Mainly here are the risks:

主要有以下风险：

• Session hiHymaning
• Session fixation

• 会话劫持
• 会话固定

Consider using OWASPto do against it.

考虑使用OWASP来对付它。

Also have a look at:

也看看：

PHP Security Guide

PHP 安全指南

The answer by sAc is very good. However, don't rule out "sessions" because of this.

sAc 的回答非常好。但是，不要因此排除“会话”。

I've successfully deployed custom sessions which, among other things, fixes hiHymaning, password reversal (md5/rainbow) and (if used correctly) session fixation.

我已经成功部署了自定义会话，其中包括修复劫持、密码反转 (md5/rainbow) 和（如果使用正确）会话固定。

By "successfully deployed" I mean passing penetration testing and (of course) actually being better than the traditional.

“成功部署”是指通过渗透测试，并且（当然）实际上比传统的更好。

There is no "secret" or obscure security; basically, it generates a random (and database-wise unique) number (actually, a guid in my case) per user account and stores the guid+username as the normal method (instead of username+hashed/salted password). Next, it binds this guid with the user's ip address. Not infallible, but using a guid and per-ip already is an improvement over the current session system. Of course, there are flaws which open up after specific targeting (such as ip spoofing+the hiHymaned guid and username). But in general, it's a way better alternative.

没有“秘密”或模糊的安全；基本上，它为每个用户帐户生成一个随机（和数据库方面唯一的）数字（实际上，在我的情况下是一个 guid），并将 guid+用户名存储为正常方法（而不是用户名+散列/加盐密码）。接下来，它将此 guid 与用户的 ip 地址绑定。并非绝对可靠，但使用 guid 和 per-ip 已经是对当前会话系统的改进。当然，有一些缺陷在特定目标后会暴露出来（例如 ip 欺骗 + 被劫持的 guid 和用户名）。但总的来说，这是一种更好的选择。

The biggest risk is if IPs aren't associated with a session, and session IDs are accepted without verifying they come from the IP that started them (or at least an IP in the same subnet). This allows someone to send a link to an already-started session, where the unwitting dupe might need to log in. Upon doing so, the SESSION is considered logged in -- and the hacker that sent the link (who already has the session ID) has access to our rube's account. Or it could happen the other way around, where the user's already logged in and doesn't have cookies enabled, so a PHPSESSID value is stored in every link. If the user pastes a link to someone, they're also effectively pasting their access to the site.

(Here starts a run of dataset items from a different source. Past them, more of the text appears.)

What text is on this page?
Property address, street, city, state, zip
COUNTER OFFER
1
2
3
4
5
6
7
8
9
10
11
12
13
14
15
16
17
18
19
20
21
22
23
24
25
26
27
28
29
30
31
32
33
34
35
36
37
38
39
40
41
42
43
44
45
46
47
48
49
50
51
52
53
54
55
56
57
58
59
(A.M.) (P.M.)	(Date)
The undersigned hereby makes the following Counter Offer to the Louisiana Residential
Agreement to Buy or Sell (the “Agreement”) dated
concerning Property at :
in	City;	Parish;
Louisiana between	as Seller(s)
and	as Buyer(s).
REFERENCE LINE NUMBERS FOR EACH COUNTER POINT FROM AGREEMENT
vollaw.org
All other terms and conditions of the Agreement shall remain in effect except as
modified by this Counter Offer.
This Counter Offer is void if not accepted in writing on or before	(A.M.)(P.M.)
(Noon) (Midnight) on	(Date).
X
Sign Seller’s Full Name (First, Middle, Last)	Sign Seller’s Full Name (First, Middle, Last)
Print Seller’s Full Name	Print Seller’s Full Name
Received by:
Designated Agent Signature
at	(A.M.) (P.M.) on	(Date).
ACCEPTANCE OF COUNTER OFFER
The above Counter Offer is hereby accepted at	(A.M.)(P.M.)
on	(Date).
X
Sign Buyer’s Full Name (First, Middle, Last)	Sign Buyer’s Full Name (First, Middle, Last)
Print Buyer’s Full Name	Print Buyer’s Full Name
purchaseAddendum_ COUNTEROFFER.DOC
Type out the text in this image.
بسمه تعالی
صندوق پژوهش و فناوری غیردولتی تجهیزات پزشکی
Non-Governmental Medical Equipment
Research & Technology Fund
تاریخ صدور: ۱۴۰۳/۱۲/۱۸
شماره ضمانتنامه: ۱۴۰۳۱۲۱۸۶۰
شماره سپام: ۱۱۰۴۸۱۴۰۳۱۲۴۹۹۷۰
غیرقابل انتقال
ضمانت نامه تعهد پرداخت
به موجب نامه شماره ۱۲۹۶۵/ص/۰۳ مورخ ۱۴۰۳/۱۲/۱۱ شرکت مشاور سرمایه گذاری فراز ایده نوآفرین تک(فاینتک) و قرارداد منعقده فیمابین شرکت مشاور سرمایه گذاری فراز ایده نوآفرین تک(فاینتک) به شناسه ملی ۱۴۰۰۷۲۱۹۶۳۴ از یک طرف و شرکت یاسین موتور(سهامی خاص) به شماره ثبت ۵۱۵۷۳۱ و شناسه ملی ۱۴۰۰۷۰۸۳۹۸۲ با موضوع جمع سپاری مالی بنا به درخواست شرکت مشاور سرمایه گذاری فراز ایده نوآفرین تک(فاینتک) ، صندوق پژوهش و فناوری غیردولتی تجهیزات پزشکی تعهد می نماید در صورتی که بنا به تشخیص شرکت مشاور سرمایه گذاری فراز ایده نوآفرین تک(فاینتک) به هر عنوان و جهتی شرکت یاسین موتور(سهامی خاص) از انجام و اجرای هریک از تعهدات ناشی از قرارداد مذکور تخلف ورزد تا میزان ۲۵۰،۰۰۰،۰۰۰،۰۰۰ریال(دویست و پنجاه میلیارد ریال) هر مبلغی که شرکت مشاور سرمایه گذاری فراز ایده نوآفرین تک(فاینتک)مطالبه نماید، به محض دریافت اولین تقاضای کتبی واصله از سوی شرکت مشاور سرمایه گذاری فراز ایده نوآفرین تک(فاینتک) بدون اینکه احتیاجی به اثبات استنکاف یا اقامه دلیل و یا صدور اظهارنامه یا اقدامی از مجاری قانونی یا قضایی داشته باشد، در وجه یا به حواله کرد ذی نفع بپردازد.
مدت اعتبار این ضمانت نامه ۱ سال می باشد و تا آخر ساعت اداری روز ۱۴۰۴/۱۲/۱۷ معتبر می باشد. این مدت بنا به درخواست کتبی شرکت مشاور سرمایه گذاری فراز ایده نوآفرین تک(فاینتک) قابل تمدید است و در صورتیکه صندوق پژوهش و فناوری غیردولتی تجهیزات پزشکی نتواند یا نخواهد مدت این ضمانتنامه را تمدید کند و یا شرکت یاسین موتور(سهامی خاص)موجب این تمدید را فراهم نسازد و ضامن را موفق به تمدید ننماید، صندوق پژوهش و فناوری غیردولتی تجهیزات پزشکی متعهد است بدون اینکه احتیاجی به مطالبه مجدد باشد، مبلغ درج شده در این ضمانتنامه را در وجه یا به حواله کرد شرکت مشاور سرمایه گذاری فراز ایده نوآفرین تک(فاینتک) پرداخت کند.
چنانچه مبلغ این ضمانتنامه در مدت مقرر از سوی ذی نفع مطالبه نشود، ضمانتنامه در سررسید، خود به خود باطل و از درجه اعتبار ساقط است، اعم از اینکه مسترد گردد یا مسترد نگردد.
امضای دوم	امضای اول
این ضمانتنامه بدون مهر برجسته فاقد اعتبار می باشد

最大的风险是如果 IP 不与会话相关联，并且会话 ID 被接受而无需验证它们来自启动它们的 IP（或至少是同一子网中的 IP）。这允许某人发送一个链接到一个已经开始的会话，不知情的骗子可能需要在那里登录。这样做后，会话被视为登录 - 发送链接的黑客（已经拥有会话 ID ) 可以访问我们的 rube 帐户。或者也可能发生相反的情况，即用户已经登录并且没有启用 cookie，因此 PHPSESSID 值存储在每个链接中。如果用户将链接粘贴到某人，他们也有效地粘贴了对站点的访问。

In order to prevent this, a decent site will avoid starting a session til there's something to store in it, and keep track of what IP the session was intended for. And to exploit it, an attacker will look for a site that sends a PHPSESSID query string value in each link from the home page, or sends a similarly named cookie on the index page.

为了防止这种情况，一个像样的站点将避免启动会话，直到有东西存储在其中，并跟踪会话的目的 IP。为了利用它，攻击者会寻找一个站点，该站点在主页的每个链接中发送 PHPSESSID 查询字符串值，或者在索引页面上发送类似名称的 cookie。

Here is a good discussion on the subject: http://phpsec.org/projects/guide/4.html

这是关于这个主题的一个很好的讨论：http: //phpsec.org/projects/guide/4.html

PHP Sessions use session identifiers, and haxxors can try all possible identifiers with a small change they got a valid one. Also, these identifiers are stored in cookies and can be intercepted. A third possibility is that PHP can be buggy and create two sessions with the same identifier. Also, session data is stored in files on the disk, which is unsecured. Instead, databases need a password.

PHP Sessions 使用会话标识符，haxxor 可以尝试所有可能的标识符，只要稍作改动就可以得到一个有效的标识符。此外，这些标识符存储在 cookie 中并且可以被拦截。第三种可能性是 PHP 可能有问题并使用相同的标识符创建两个会话。此外，会话数据存储在磁盘上的文件中，这是不安全的。相反，数据库需要密码。

It is actually not possible to prevent the first two reasons, but the third and forth ones can be. For example, store your session data in a database.

前两个原因实际上无法阻止，但第三个和第四个原因可以。例如，将会话数据存储在数据库中。